So, the Government has revised and updated the annual value bands of property tax rates for residential properties that are owner-occupied. The move allows more homes to fall within bands of lower tax rates.

In addition, the Government has also provided property tax rebates. For instance, in November 2024, it announced another rebate of up to 20 per cent for owner-occupied residential properties in 2025, capped at $1,000.

In all, PM Wong said all HDB owner-occupiers and more than 90 per cent of private residential properties that are owner-occupied will see lower property taxes in 2025.

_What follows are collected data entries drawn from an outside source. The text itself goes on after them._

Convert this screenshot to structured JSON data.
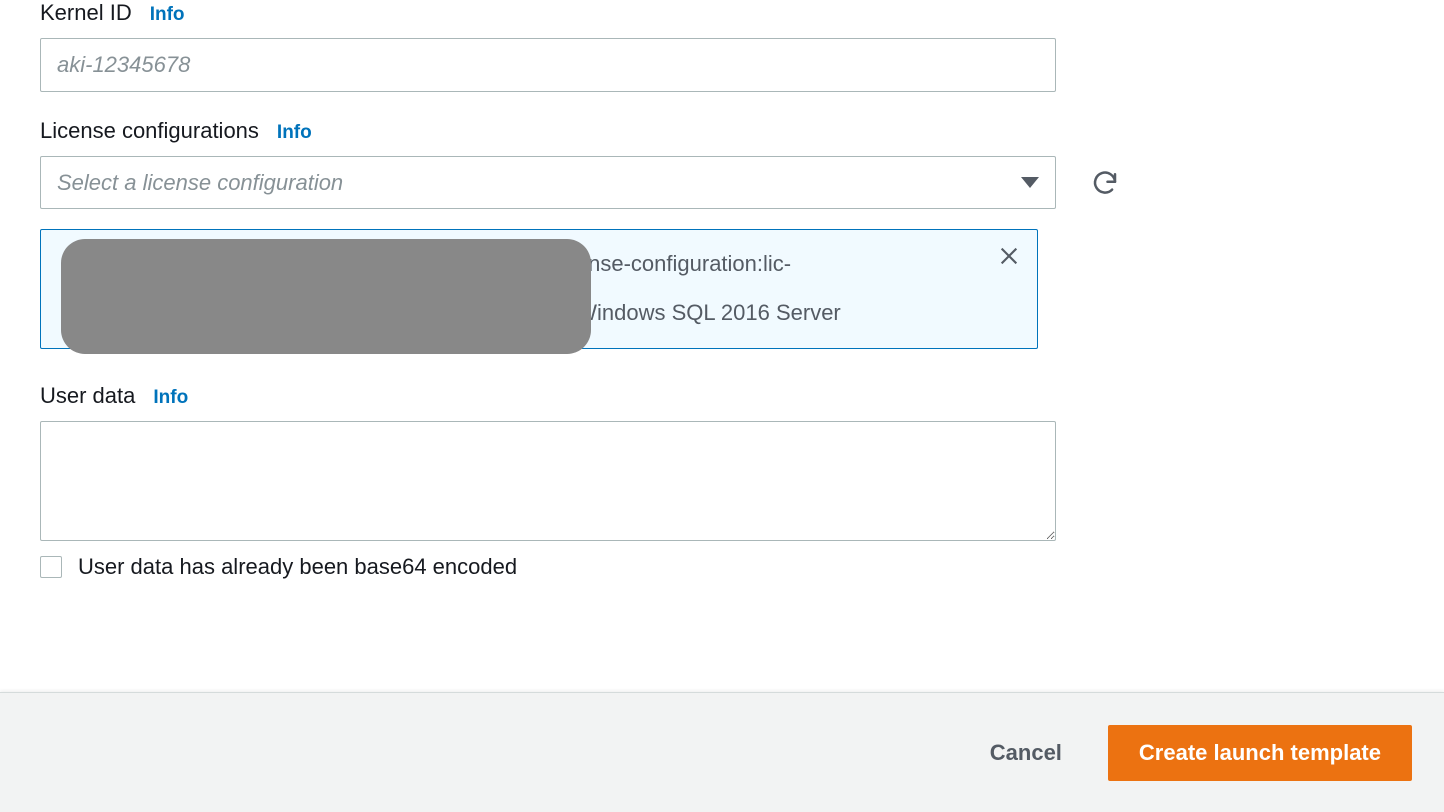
{
  "labels": {
    "kernel_id": "Kernel ID",
    "license_config": "License configurations",
    "user_data": "User data",
    "info": "Info"
  },
  "kernel": {
    "placeholder": "aki-12345678"
  },
  "license": {
    "placeholder": "Select a license configuration",
    "selected_line1": ":license-configuration:lic-",
    "selected_line2": ": Windows SQL 2016 Server"
  },
  "userdata": {
    "checkbox_label": "User data has already been base64 encoded"
  },
  "footer": {
    "cancel": "Cancel",
    "create": "Create launch template"
  }
}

PM Wong also warned that there is considerable uncertainty about how government revenues will be in the coming years, especially given the current great uncertainty about the global tax environment after the US went back on earlier consensus achieved by the Organisation for Economic Cooperation and Development (OECD) and other countries.

American President Donald Trump in late January declared that the global corporate minimum tax deal “has no force or effect” in the US, effectively pulling out of the agreement.

In its outlook for FY2025, MOF projected corporate income tax collections to grow by 5.8 per cent to $32.7 billion, due to strong economic growth in 2024.

Collections from personal income tax and GST are also expected to grow.

Along with this trend, expenditure in FY2025 is also expected to go up, in areas like healthcare and for the Defence Ministry to ramp up critical projects.

The estimated FY2025 NIRC is $27.1 billion, about 12.9 per cent higher than FY2024.

PM Wong noted that MOF’s projection for government spending to increase to around 20 per cent of GDP by 2030 still stands.

Government expenditure has risen from $75.3 billion in FY2019 to $112.9 billion in FY2024. It is estimated to go up to $123.8 billion in FY2025.

PM Wong said the Government will continue to monitor fiscal trends closely, spend responsibly and ensure all Singaporeans benefit from the nation’s progress.